’Skins in the game have Reid enraged
September 7, 2014 - 11:13 am

The Washington Redskins logo is seen on the field before an NFL football preseason game against the New England Patriots in Landover, Md., Thursday, Aug. 7, 2014. (AP Photo/Alex Brandon)

Senate Majority Leader Harry Reid, D-Nev., speaks to members of the U.S. Congressional Oversight Panel, which was recently put together to monitor the $700 billion federal bailout of the banking industry, during the panel's first field hearing at the campus of the University of Nevada, Las Vegas on Tuesday, Dec. 16, 2008. (John Gurzinski/Las Vegas Review-Journal)
The start of the 2014 NFL season finds Senate Majority Leader Harry Reid once again lacing up his cleats and attempting to sack Washington Redskins owner Daniel Snyder over the team’s offensive nickname.
At least, I think it’s offensive. The race-based caricature is as out of date as blackface and conjures a time when the color of a person’s skin immediately set his place in the pecking order of civilized society.
If uttering the term “Negro” conjures a time of racism and discrimination, it’s reasonable to argue “Redskins” recalls an era when Native Americans were marginalized as subhuman savages.
From the look of things in Washington, however, opinions about the NFL club’s moniker appear to fall along party lines around Capitol Hill. The Washington Post reports 48 Senate Democrats agree that the name should be changed while just one Republican — Arizona’s John McCain, a longtime advocate of Indian Country — concurs.
Reid says his argument is gaining steam outside the Beltway, but I’m not sure about that.

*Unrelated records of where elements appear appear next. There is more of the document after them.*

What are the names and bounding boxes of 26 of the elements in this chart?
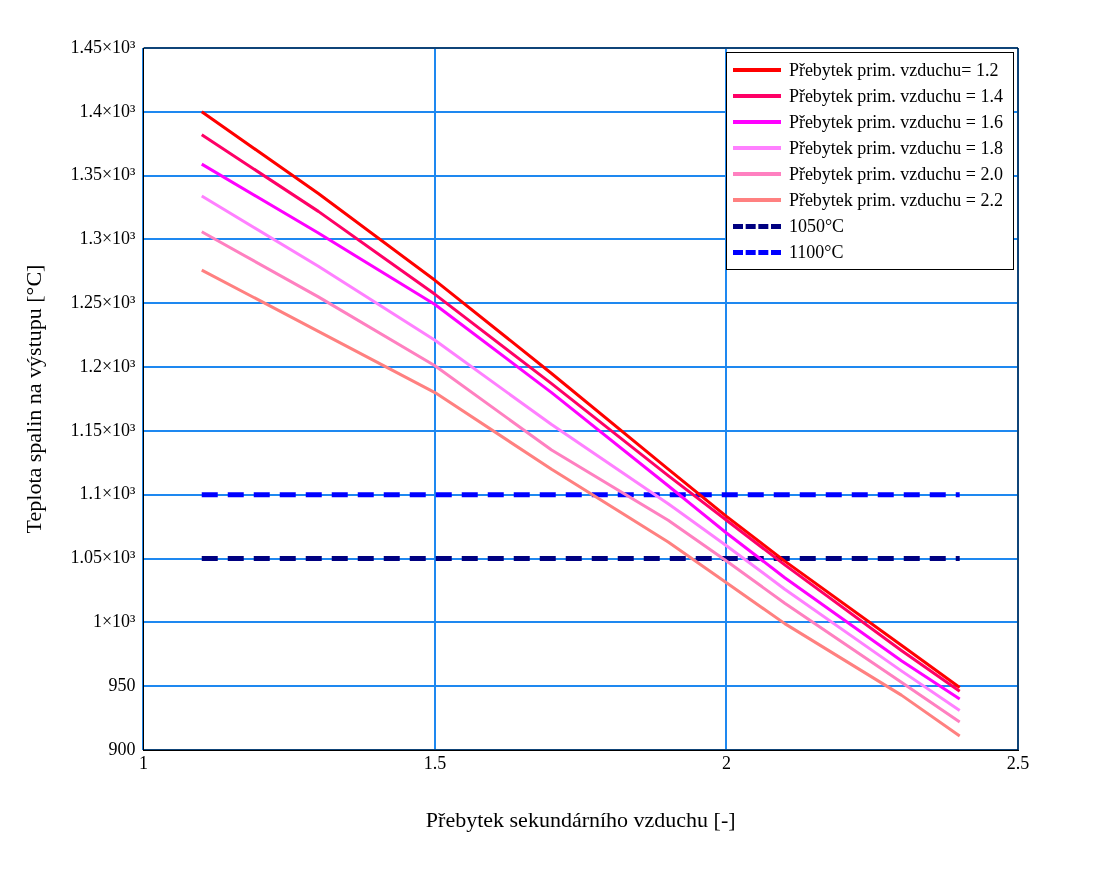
legend-label: Přebytek prim. vzduchu = 1.8 <box>788 137 1003 159</box>
legend-label: Přebytek prim. vzduchu = 1.6 <box>788 111 1003 133</box>
legend-label: Přebytek prim. vzduchu= 1.2 <box>788 59 999 81</box>
legend-label: Přebytek prim. vzduchu = 2.0 <box>788 163 1003 185</box>
y-tick-label: 1.2×10³ <box>79 355 137 376</box>
legend-label: Přebytek prim. vzduchu = 2.2 <box>788 189 1003 211</box>
x-axis-title: Přebytek sekundárního vzduchu [-] <box>425 806 736 832</box>
legend-label: 1100°C <box>788 241 844 263</box>
legend-label: Přebytek prim. vzduchu = 1.4 <box>788 85 1003 107</box>
y-tick-label: 1.45×10³ <box>70 36 137 57</box>
y-axis-title: Teplota spalin na výstupu [°C] <box>20 264 46 534</box>
y-tick-label: 1.3×10³ <box>79 228 137 249</box>
legend-label: 1050°C <box>788 215 845 237</box>
y-tick-label: 1.05×10³ <box>70 547 137 568</box>
x-tick-label: 1.5 <box>423 752 447 773</box>
x-tick-label: 2 <box>721 752 731 773</box>
y-tick-label: 1.1×10³ <box>79 483 137 504</box>
y-tick-label: 1.4×10³ <box>79 100 137 121</box>
y-tick-label: 1.35×10³ <box>70 164 137 185</box>
y-tick-label: 1×10³ <box>92 611 137 632</box>
x-tick-label: 2.5 <box>1006 752 1030 773</box>
y-tick-label: 1.15×10³ <box>70 419 137 440</box>
y-tick-label: 1.25×10³ <box>70 292 137 313</box>
y-tick-label: 950 <box>108 674 136 695</box>
y-tick-label: 900 <box>108 738 136 759</box>
x-tick-label: 1 <box>138 752 148 773</box>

While high-profile sports announcers Phil Simms and Tony Dungy have said they will no longer use the nickname during broadcasts, others aren’t changing a thing. And ESPN and CBS officials have said they won’t discontinue using the term.
Snyder so far is stiff-arming Reid like a 98-pound Pop Warner tackle. The owner not only remains unbowed, but he appears to be redoubling his effort to make the argument that Redskins isn’t a derogatory term at all, but a nickname respected by Native Americans. In early August his push to position his team as somehow allied with Indian Country manifested itself in the promotion of the Redskins’ Original Americans Foundation, which supports programs on reservations across the country. Snyder has taken to friendly sports radio airwaves to battle the bad publicity Reid’s generating and speak about the plight of Native Americans.
Reid is a political lightning rod, but those who imagine he’s simply hypocrite Harry shooting from the lip on this issue haven’t been following his career. Not only has he joined McCain as an advocate for Native American rights, but the Redskins dustup isn’t the first controversial cause he’s taken up. And his opinions haven’t fallen along strict party lines.
There was his call in 1998 to have J. Edgar Hoover’s name removed from FBI headquarters.
“I think J. Edgar Hoover is one of the worst public servants in the history of the country,” Reid says with regret only because his amendment failed. “I lost that, but I got 36 votes. And I just think I hope someday that will happen. Because he did so many bad things.”
The name on the building hasn’t budged.
Closer to home, Reid has also vilified the namesake of McCarran International Airport, the legendary anti-Communist and powerhouse Democrat from Nevada, Sen. Pat McCarran. A bruising politician with a penchant for political pork and a genuine mean streak, McCarran was anti-Semitic and anti-civil rights.
“He was terribly racially insensitive and that’s an understatement,” Reid says. “Everyone I’ve talked to has said how mean-spirited and devious he was.”
Reid’s public statements several years ago generated headlines, but drew no action from the Clark County Commission.
Others would argue that a guy who once spoke of a certain future president’s likability because he didn’t speak with a “Negro dialect” shouldn’t be the arbiter of what’s tasteful or appropriate. There’s no question Reid has stuck his cleats in his mouth plenty during a lengthy Senate career that would make George Blanda blush.
Is the Redskins issue different?
Yes. But, in the end, it doesn’t really matter what Harry Reid thinks.
As you take to the couch this fall, TV remote in one hand and cool drink in the other, and embark on another NFL season, take a moment before kickoff and ask a simple question:
What other American minority group in 2014 could a professional sports team slur with impunity?